Australian ShoreTrade secures USD 8 million in funding to support expansion

Australia-based digital seafood marketplace ShoreTrade has raised USD 8 million (EUR 6.7 million) in funding to aid its expansion plans in Asia and the United States, Australian Financial Review reported.

The latest round was led by Investible and Luxem and participated in by Singapore investment manager Vulpes. The funds will help ShoreTrade expand to China, Hong Kong, Malaysia, Singapore, New Zealand, and the U.S.

“We plan to be quite heavily established across [those] six strategic areas with satellite networks and we’ll continue to vertically integrate the supply chain with investments in those areas,” ShoreTrade Founder Peter Manettas said.

In 2018, the start-up successfully raised USD 2 million (EUR 1.68 million) to launch a trading platform aiming to cut out middlemen in the supply chain and allow fishermen to sell their catch directly to buyers.

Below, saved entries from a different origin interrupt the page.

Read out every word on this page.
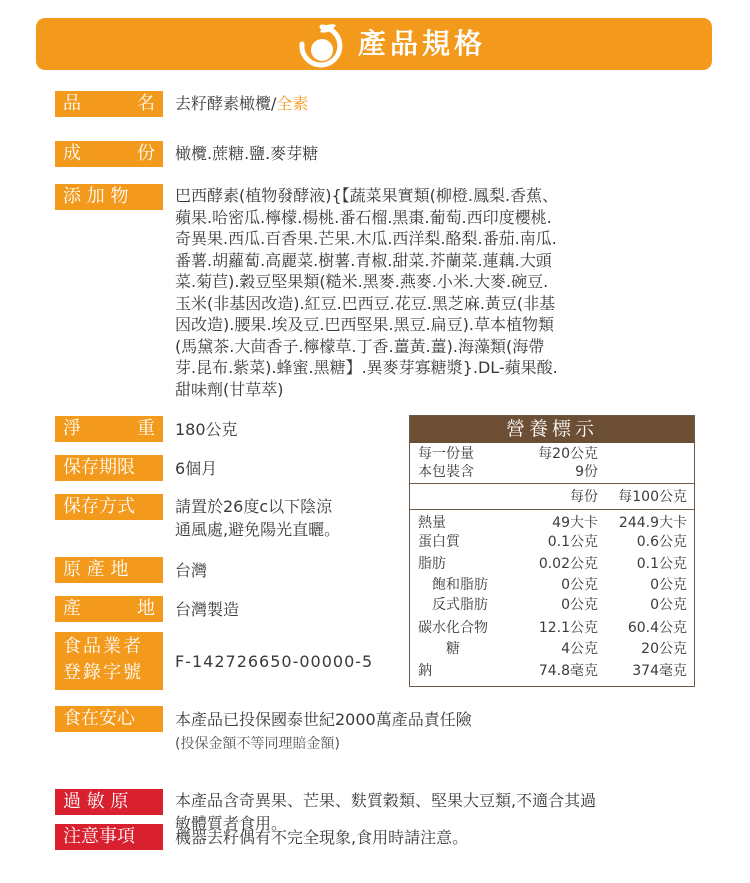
產品規格
品	名 去籽酵素橄欖/全素
成	份 橄欖.蔗糖.鹽.麥芽糖
添 加 物	巴西酵素(植物發酵液){【蔬菜果實類(柳橙.鳳梨.香蕉、
蘋果.哈密瓜.檸檬.楊桃.番石榴.黑棗.葡萄.西印度櫻桃.
奇異果.西瓜.百香果.芒果.木瓜.西洋梨.酪梨.番茄.南瓜.
番薯.胡蘿蔔.高麗菜.樹薯.青椒.甜菜.芥蘭菜.蓮藕.大頭
菜.菊苣).穀豆堅果類(糙米.黑麥.燕麥.小米.大麥.碗豆.
玉米(非基因改造).紅豆.巴西豆.花豆.黑芝麻.黃豆(非基
因改造).腰果.埃及豆.巴西堅果.黑豆.扁豆).草本植物類
(馬黛茶.大茴香子.檸檬草.丁香.薑黃.薑).海藻類(海帶
芽.昆布.紫菜).蜂蜜.黑糖】.異麥芽寡糖漿}.DL-蘋果酸.
甜味劑(甘草萃)
淨	重 180公克
保存期限	6個月
保存方式	請置於26度c以下陰涼
通風處,避免陽光直曬。
原 產 地	台灣
產	地 台灣製造
食品業者
登錄字號
F-142726650-00000-5
食在安心	本產品已投保國泰世紀2000萬產品責任險
(投保金額不等同理賠金額)
過 敏 原	本產品含奇異果、芒果、麩質穀類、堅果大豆類,不適合其過
敏體質者食用。
注意事項	機器去籽偶有不完全現象,食用時請注意。
營養標示
每一份量	每20公克
本包裝含	9份
每份 每100公克
熱量	49大卡 244.9大卡
蛋白質	0.1公克	0.6公克
脂肪	0.02公克	0.1公克
飽和脂肪	0公克	0公克
反式脂肪	0公克	0公克
碳水化合物	12.1公克 60.4公克
糖	4公克	20公克
鈉	74.8毫克 374毫克
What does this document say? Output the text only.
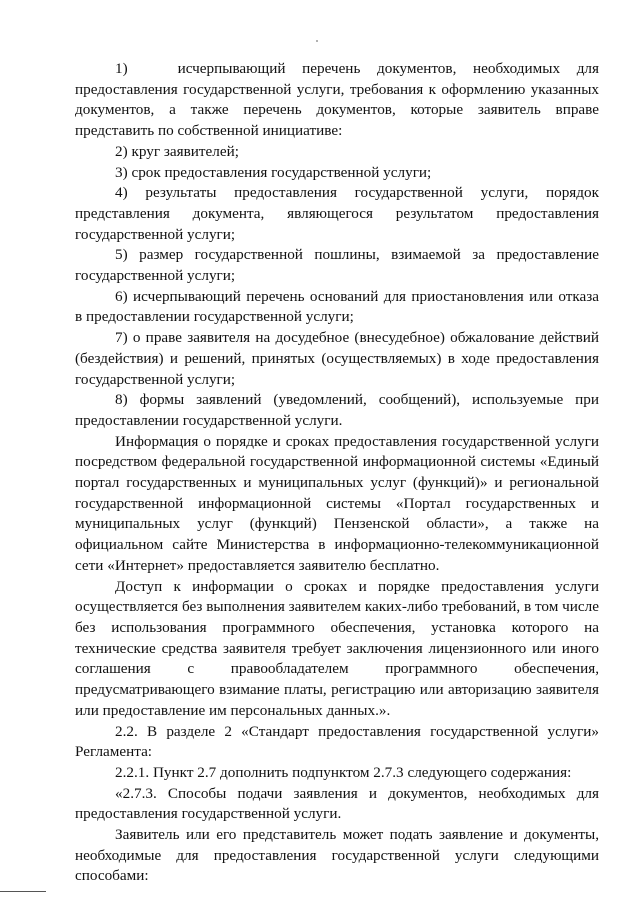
1)   исчерпывающий перечень документов, необходимых для предоставления государственной услуги, требования к оформлению указанных документов, а также перечень документов, которые заявитель вправе представить по собственной инициативе:

2) круг заявителей;

3) срок предоставления государственной услуги;

4) результаты предоставления государственной услуги, порядок представления документа, являющегося результатом предоставления государственной услуги;

5) размер государственной пошлины, взимаемой за предоставление государственной услуги;

6) исчерпывающий перечень оснований для приостановления или отказа в предоставлении государственной услуги;

7) о праве заявителя на досудебное (внесудебное) обжалование действий (бездействия) и решений, принятых (осуществляемых) в ходе предоставления государственной услуги;

8) формы заявлений (уведомлений, сообщений), используемые при предоставлении государственной услуги.

Информация о порядке и сроках предоставления государственной услуги посредством федеральной государственной информационной системы «Единый портал государственных и муниципальных услуг (функций)» и региональной государственной информационной системы «Портал государственных и муниципальных услуг (функций) Пензенской области», а также на официальном сайте Министерства в информационно-телекоммуникационной сети «Интернет» предоставляется заявителю бесплатно.

Доступ к информации о сроках и порядке предоставления услуги осуществляется без выполнения заявителем каких-либо требований, в том числе без использования программного обеспечения, установка которого на технические средства заявителя требует заключения лицензионного или иного соглашения с правообладателем программного обеспечения, предусматривающего взимание платы, регистрацию или авторизацию заявителя или предоставление им персональных данных.».

2.2. В разделе 2 «Стандарт предоставления государственной услуги» Регламента:

2.2.1. Пункт 2.7 дополнить подпунктом 2.7.3 следующего содержания:

«2.7.3. Способы подачи заявления и документов, необходимых для предоставления государственной услуги.

Заявитель или его представитель может подать заявление и документы, необходимые для предоставления государственной услуги следующими способами:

Purchases by wholesalers through the platform ocassionally reach as high as USD 60,000 (EUR 50,420) per deal. Local restaurants also buy a few hundred dollars of seafood via the platform daily, Manettas said.

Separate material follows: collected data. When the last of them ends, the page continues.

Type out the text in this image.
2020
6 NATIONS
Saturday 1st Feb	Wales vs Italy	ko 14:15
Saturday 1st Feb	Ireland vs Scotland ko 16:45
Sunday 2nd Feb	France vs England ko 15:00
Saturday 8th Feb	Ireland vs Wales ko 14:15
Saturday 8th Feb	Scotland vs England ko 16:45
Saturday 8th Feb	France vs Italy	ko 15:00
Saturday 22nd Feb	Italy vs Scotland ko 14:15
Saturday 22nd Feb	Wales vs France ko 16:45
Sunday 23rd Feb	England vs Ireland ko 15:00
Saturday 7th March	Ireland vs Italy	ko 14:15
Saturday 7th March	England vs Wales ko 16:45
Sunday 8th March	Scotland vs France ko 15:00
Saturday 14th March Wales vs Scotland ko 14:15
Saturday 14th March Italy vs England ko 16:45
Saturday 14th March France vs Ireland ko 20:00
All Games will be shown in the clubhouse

“It has a wide spectrum of users ... COVID accelerated the growth of the platform because people had to find new markets to push their product into, when their usual markets fell out from underneath them,” he said, adding that there are under 500 registered fishermen on ShoreTrade.

In coming weeks, the platform will add a feature it is developing to help buyers request which products they are looking for.

Manettas’ bigger aim is to digitize the whole fishing supply chain. An investment fund he created is looking for potential opportunities to invest in companies operating in seafood infrastructure or digital aquaculture fields. The investments then will be grouped into one entity and taken public.

“I don’t think there’s an Australian who wouldn’t pull USD 5.00 [EUR 4.20] from their pockets to support the seafood industry,” Manettas said. “ShoreTrade increases the profits for fishermen and aquaculture farmers, as well as increasing traceability from farm to fork.”